Respectable fighters on the appropriate 20 lb. gear, skippies jump all over small jets and feathers pulled along the outskirts of concentrated bird activity. Weedlines, color changes, and current breaks in are also key indicators. Choppy, overcast conditions coupled with clean, blue water set the stage for truly epic encounters. When these fish are beating the water white expect every lure in your trolling spread to get nailed pass after pass. Peak season for skipjack typically occurs across the southeast during late spring when billions of tiny silversides and glass minnows invade local waters.

With skipjack and yellowfin tuna in your crosshairs, a HMS permit is required and can be obtained online for a minimal $20 fee (hmspermits.noaa.gov). Additionally, there are some consistencies that must be taken into consideration no matter what species you target. Since tuna are equipped with impressive eyesight, fluorocarbon leader will provide a much needed advantage, as will fishing during low light hours. Regardless if you are trolling or fishing with live bait, a natural presentation with minimal terminal tackle is an absolute must for any level of consistent success.
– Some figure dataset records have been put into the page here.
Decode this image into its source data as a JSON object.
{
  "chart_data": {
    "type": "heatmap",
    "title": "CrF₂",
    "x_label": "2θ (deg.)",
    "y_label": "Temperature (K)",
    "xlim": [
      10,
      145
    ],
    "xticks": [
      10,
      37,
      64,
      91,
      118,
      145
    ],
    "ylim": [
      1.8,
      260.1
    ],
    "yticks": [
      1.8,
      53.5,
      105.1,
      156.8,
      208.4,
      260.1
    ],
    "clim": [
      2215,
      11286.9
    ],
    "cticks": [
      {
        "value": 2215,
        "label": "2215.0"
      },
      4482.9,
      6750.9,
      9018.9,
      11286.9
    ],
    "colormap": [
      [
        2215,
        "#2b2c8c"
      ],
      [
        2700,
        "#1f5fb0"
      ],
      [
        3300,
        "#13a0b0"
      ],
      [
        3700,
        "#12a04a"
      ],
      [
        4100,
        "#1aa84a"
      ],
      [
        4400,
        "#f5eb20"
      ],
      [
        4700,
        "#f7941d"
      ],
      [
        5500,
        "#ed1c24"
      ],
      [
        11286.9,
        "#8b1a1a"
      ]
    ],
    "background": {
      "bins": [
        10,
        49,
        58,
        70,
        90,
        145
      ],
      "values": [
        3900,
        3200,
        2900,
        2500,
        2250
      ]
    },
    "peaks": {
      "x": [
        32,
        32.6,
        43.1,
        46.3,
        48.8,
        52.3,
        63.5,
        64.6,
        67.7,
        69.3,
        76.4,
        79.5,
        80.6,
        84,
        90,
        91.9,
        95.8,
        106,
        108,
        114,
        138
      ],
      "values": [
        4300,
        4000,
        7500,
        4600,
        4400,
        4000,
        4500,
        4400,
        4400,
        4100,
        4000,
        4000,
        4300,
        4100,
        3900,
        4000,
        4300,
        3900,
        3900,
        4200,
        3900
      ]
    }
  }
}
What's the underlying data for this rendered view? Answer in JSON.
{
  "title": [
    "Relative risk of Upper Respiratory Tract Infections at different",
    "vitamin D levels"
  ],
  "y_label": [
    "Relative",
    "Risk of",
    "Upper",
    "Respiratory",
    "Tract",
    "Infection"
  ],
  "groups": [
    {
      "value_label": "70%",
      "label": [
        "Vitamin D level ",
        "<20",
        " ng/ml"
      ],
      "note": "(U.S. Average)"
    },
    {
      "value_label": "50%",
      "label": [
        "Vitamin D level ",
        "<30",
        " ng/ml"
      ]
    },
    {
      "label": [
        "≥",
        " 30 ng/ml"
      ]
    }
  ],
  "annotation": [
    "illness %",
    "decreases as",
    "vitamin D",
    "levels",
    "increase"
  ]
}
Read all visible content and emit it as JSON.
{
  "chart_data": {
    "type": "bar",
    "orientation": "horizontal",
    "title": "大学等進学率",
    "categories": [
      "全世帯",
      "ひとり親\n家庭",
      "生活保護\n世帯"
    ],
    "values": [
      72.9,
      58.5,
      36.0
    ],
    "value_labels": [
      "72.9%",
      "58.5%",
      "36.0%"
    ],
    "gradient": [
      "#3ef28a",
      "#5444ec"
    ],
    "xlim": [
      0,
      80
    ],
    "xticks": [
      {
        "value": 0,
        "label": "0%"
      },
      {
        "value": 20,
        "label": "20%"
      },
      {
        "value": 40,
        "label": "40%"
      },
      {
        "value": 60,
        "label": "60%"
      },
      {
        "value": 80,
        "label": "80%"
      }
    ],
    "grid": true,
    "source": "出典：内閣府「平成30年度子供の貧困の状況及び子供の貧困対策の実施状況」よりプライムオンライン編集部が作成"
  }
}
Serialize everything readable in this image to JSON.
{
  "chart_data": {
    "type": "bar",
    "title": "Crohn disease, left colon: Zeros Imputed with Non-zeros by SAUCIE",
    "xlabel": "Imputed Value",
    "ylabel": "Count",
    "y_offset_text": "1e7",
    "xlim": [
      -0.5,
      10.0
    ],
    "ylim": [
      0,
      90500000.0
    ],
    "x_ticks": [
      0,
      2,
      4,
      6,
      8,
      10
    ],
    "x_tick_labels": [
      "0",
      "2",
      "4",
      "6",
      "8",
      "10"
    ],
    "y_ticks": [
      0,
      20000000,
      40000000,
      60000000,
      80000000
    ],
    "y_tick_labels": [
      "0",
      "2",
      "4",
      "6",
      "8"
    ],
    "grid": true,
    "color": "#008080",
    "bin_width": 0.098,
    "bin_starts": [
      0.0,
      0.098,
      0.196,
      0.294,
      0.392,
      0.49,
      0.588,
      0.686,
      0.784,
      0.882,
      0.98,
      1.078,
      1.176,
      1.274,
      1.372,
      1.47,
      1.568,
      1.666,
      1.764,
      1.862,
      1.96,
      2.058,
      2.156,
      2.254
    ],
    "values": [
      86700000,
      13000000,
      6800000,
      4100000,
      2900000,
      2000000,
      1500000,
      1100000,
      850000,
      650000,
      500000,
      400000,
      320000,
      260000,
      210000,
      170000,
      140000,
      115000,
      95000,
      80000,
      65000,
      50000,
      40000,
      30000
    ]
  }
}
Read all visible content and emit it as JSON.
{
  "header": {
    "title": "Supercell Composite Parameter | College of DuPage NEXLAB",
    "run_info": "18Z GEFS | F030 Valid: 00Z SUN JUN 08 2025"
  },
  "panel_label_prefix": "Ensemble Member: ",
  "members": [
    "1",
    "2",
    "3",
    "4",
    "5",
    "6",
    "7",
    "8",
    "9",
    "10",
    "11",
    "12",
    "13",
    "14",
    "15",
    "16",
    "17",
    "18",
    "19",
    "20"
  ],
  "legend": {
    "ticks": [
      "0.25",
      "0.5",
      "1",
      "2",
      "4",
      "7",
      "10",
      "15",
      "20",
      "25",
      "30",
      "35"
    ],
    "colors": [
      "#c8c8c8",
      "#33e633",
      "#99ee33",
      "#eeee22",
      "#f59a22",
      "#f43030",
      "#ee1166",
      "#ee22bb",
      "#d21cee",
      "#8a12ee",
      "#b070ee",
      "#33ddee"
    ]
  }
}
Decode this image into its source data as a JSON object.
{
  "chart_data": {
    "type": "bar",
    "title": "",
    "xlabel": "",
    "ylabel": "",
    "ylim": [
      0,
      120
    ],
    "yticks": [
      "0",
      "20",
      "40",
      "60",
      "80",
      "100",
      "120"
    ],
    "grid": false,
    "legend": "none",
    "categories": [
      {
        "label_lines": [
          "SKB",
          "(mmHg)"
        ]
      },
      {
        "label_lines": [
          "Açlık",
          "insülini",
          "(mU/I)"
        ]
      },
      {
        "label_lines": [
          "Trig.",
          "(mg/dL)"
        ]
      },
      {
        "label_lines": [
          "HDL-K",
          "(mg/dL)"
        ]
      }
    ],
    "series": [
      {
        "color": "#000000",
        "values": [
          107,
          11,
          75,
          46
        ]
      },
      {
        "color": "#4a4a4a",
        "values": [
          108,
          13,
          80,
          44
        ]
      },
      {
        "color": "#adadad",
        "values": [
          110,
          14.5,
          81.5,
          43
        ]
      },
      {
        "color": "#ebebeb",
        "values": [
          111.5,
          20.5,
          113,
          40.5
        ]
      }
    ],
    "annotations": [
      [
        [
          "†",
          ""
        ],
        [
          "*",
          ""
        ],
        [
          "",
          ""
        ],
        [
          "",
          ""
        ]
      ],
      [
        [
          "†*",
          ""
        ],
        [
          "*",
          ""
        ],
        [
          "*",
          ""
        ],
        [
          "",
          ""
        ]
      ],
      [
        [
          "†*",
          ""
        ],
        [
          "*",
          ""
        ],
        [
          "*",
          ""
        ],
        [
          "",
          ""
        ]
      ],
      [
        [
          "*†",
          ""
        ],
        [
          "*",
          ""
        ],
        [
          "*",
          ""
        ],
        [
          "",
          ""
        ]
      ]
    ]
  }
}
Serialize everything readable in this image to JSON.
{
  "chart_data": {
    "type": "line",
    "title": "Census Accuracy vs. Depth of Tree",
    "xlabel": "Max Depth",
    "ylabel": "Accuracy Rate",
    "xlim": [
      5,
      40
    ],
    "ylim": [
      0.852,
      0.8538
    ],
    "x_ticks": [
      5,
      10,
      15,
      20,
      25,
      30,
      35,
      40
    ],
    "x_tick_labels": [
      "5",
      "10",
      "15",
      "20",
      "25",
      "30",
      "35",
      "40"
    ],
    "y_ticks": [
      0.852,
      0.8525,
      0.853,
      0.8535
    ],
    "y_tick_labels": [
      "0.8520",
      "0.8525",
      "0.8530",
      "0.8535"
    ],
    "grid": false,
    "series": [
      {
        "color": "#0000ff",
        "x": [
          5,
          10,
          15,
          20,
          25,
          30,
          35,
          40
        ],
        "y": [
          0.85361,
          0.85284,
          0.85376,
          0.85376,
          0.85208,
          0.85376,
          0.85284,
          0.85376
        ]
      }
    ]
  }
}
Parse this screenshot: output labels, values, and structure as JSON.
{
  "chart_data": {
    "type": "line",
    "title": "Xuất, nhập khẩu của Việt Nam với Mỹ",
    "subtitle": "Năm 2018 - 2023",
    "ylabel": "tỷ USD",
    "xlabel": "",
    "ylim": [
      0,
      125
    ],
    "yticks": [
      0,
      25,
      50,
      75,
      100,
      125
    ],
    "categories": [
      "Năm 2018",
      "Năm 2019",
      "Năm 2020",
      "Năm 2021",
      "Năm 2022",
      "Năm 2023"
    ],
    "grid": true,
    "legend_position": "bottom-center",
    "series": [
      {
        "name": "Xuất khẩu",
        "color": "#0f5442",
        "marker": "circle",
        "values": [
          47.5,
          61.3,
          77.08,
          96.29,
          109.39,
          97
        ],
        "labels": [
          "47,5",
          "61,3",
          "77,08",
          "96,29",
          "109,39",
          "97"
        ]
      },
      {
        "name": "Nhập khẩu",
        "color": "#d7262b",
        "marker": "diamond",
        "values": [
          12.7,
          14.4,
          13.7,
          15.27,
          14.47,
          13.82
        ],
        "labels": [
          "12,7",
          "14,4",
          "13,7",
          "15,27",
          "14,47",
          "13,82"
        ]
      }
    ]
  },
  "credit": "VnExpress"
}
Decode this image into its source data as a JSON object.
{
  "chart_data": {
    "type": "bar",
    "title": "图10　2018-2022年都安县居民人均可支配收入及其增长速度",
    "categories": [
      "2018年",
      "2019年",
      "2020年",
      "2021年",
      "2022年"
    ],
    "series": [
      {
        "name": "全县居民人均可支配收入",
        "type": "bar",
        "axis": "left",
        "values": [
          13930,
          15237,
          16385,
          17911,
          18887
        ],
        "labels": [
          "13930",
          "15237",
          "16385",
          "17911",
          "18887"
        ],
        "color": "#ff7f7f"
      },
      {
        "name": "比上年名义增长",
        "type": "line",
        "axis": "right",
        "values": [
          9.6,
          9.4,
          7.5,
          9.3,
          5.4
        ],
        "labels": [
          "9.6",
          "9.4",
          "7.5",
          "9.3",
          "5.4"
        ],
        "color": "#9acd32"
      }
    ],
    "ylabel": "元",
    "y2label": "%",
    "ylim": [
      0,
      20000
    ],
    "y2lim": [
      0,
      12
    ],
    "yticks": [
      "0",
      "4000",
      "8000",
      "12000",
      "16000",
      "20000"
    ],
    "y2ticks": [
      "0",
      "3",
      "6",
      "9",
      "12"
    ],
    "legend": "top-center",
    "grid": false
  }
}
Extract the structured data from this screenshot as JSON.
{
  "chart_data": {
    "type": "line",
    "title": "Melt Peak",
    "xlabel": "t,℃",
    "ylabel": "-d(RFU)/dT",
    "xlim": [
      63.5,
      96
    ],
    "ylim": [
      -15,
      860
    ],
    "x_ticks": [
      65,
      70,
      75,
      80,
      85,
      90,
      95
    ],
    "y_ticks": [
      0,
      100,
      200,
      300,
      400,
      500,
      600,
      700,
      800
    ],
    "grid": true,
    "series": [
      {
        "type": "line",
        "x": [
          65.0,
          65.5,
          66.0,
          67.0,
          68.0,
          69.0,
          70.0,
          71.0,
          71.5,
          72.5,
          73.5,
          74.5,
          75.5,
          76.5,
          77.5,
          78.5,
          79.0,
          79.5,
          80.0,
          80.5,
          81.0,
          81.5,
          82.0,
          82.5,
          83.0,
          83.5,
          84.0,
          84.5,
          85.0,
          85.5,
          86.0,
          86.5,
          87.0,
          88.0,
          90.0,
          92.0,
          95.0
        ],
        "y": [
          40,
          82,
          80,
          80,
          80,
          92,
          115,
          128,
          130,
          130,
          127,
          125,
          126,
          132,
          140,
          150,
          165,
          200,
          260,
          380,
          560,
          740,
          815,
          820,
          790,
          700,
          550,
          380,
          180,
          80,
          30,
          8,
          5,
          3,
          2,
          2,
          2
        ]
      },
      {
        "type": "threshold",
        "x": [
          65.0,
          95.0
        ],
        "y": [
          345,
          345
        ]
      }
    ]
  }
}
Lastly, carefully inspect your connections after every fish, as any weak link will be exploited by these impressive adversaries.

Food for Thought

For optimal table fare, all tuna should be immediately bled while still alive (one swift slice to the gills will get the job done) and fully immersed in a slushy brine as soon as possible. Once on the cutting table, steaks, chunks or fillets are a given, but don’t discount the remaining scraps. Rib and belly meat make delectable sashimi.